Oftentimes Jesus sends us shoots we are not looking for. Especially when it comes to our Christmastime expectations. This Christmastime especially, many are only seeing stumps.
We expect to be with all the people we love at Christmas. This year all we see are stumps of empty chairs, and loneliness. We expect to enjoy the shoot of being at church on Christmas Eve, but all we see is the stump of an empty sanctuary. Christmas caroling, the living creche and pageants filled with singing children are the usual shoots that renew our spirits at Christmastime. This year all we see are stumps.
Shoots In The Stumps
During Advent – the four weeks before Christmas – God is calling us to start looking for the shoots.  But the shoots will not look like we expect them to look. 

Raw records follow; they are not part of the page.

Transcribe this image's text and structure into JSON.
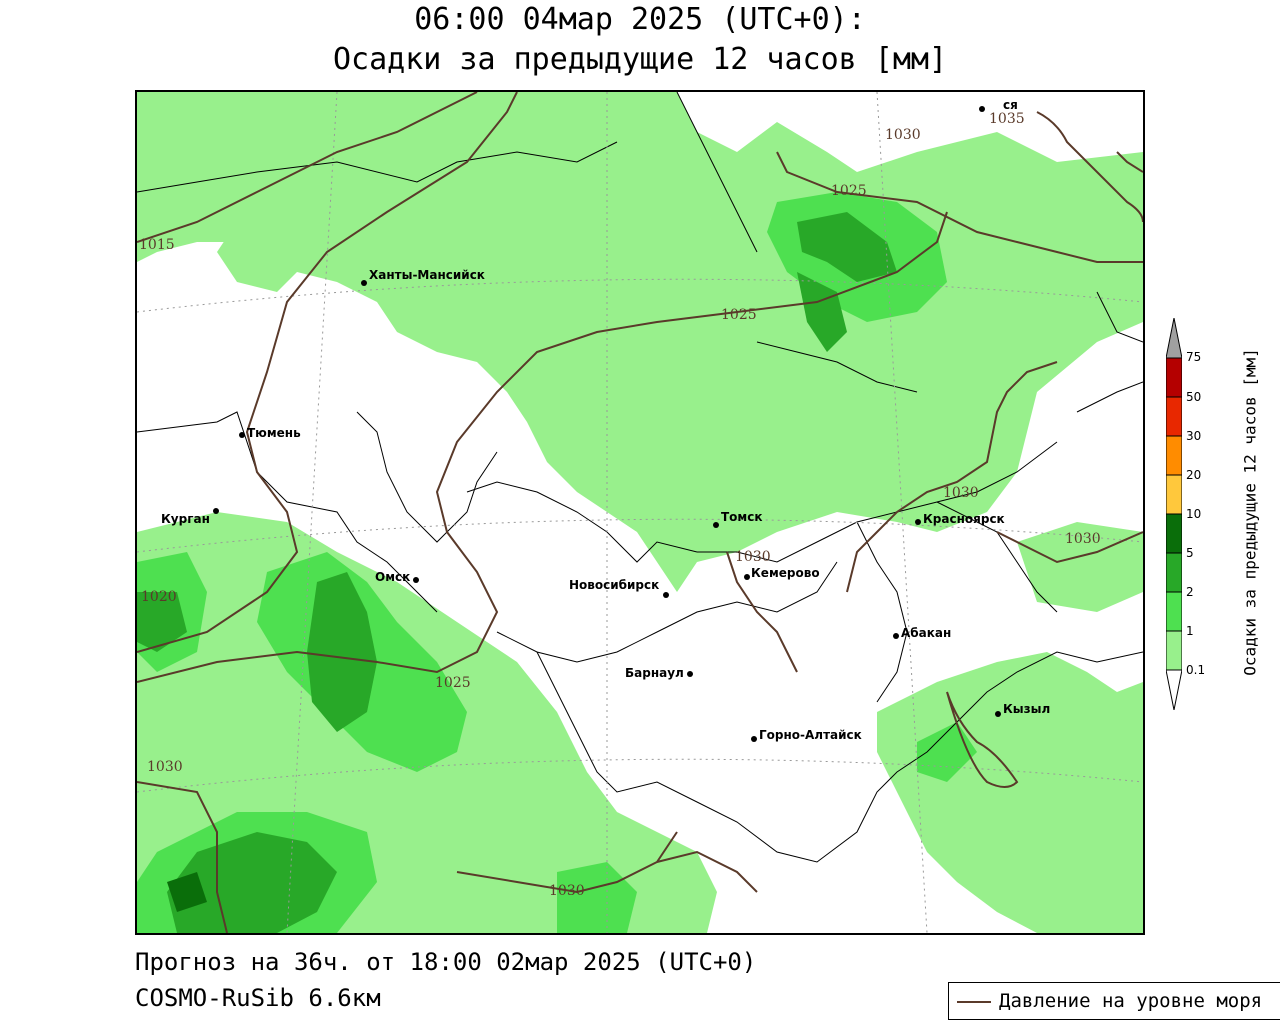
{
  "header": {
    "title_line1": "06:00 04мар 2025 (UTC+0):",
    "title_line2": "Осадки за предыдущие 12 часов [мм]"
  },
  "footer": {
    "forecast": "Прогноз на 36ч. от 18:00 02мар 2025 (UTC+0)",
    "model": "COSMO-RuSib 6.6км"
  },
  "legend": {
    "pressure_label": "Давление на уровне моря",
    "pressure_color": "#5a3a2a"
  },
  "colorbar": {
    "label": "Осадки за предыдущие 12 часов [мм]",
    "ticks": [
      "0.1",
      "1",
      "2",
      "5",
      "10",
      "20",
      "30",
      "50",
      "75"
    ],
    "colors": [
      "#ffffff",
      "#98f08c",
      "#4ee050",
      "#28a828",
      "#0a6e0a",
      "#ffc83c",
      "#ff8c00",
      "#e82800",
      "#b40000",
      "#a0a0a0"
    ]
  },
  "cities": [
    {
      "name": "Ханты-Мансийск"
    },
    {
      "name": "Тюмень"
    },
    {
      "name": "Курган"
    },
    {
      "name": "Омск"
    },
    {
      "name": "Новосибирск"
    },
    {
      "name": "Томск"
    },
    {
      "name": "Кемерово"
    },
    {
      "name": "Красноярск"
    },
    {
      "name": "Абакан"
    },
    {
      "name": "Барнаул"
    },
    {
      "name": "Горно-Алтайск"
    },
    {
      "name": "Кызыл"
    },
    {
      "name": "ся"
    }
  ],
  "isobar_labels": [
    "1015",
    "1020",
    "1025",
    "1025",
    "1025",
    "1030",
    "1030",
    "1030",
    "1030",
    "1030",
    "1030",
    "1035"
  ]
}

This year the shoots look like quiet Christmas celebrations that will connect us to that quiet, first Christmas celebration in a stable. “Silent night, holy night…” This year the shoot is the good news that God’s angels bring to us. Good news that in this world filled with diseases of Corona virus and racism God’s angels come to us saying, “I bring you good news of great joy that shall be for all the earth, for unto you is born this day in Bethlehem, a Savior.” This year’s Christmas shoot that springs from the stumps of our lives is the fact that Jesus comes into the world not to make the good better, but to save us from the awful, and to work through the bad to bring about good.
What Looks Dead?
Jesus is the king that the Christmas prophet Isaiah promised us. Jesus is the shoot coming forth from the stump. And Jesus is the Shoot who brings life back to all the stumps in our lives. What in your life seems as dead as a stump? Have you lost your sense of Christmas wonder?  Allow Jesus to bring forth a shoot of deep wonder. Have you lost your appreciation for God’s great gift of Jesus? Let Jesus bring to life deep within you a renewed spirit of gratitude for Christ’s birth. Are you seeing only Christmas sadness, or Christmas stress? Offer that sadness and stress to Jesus who will bring shoots of healing and joy.
Whatever the stumps in our lives look like, I want you to know that Christmas is all about Jesus coming into the world to bring shoots out of our stumps. When all we see are stumps, look to Jesus who loves us enough to come into the world to give us new life.
Are you stumped? Don’t worry, Jesus has a shoot springing up for you this Christmas. I promise!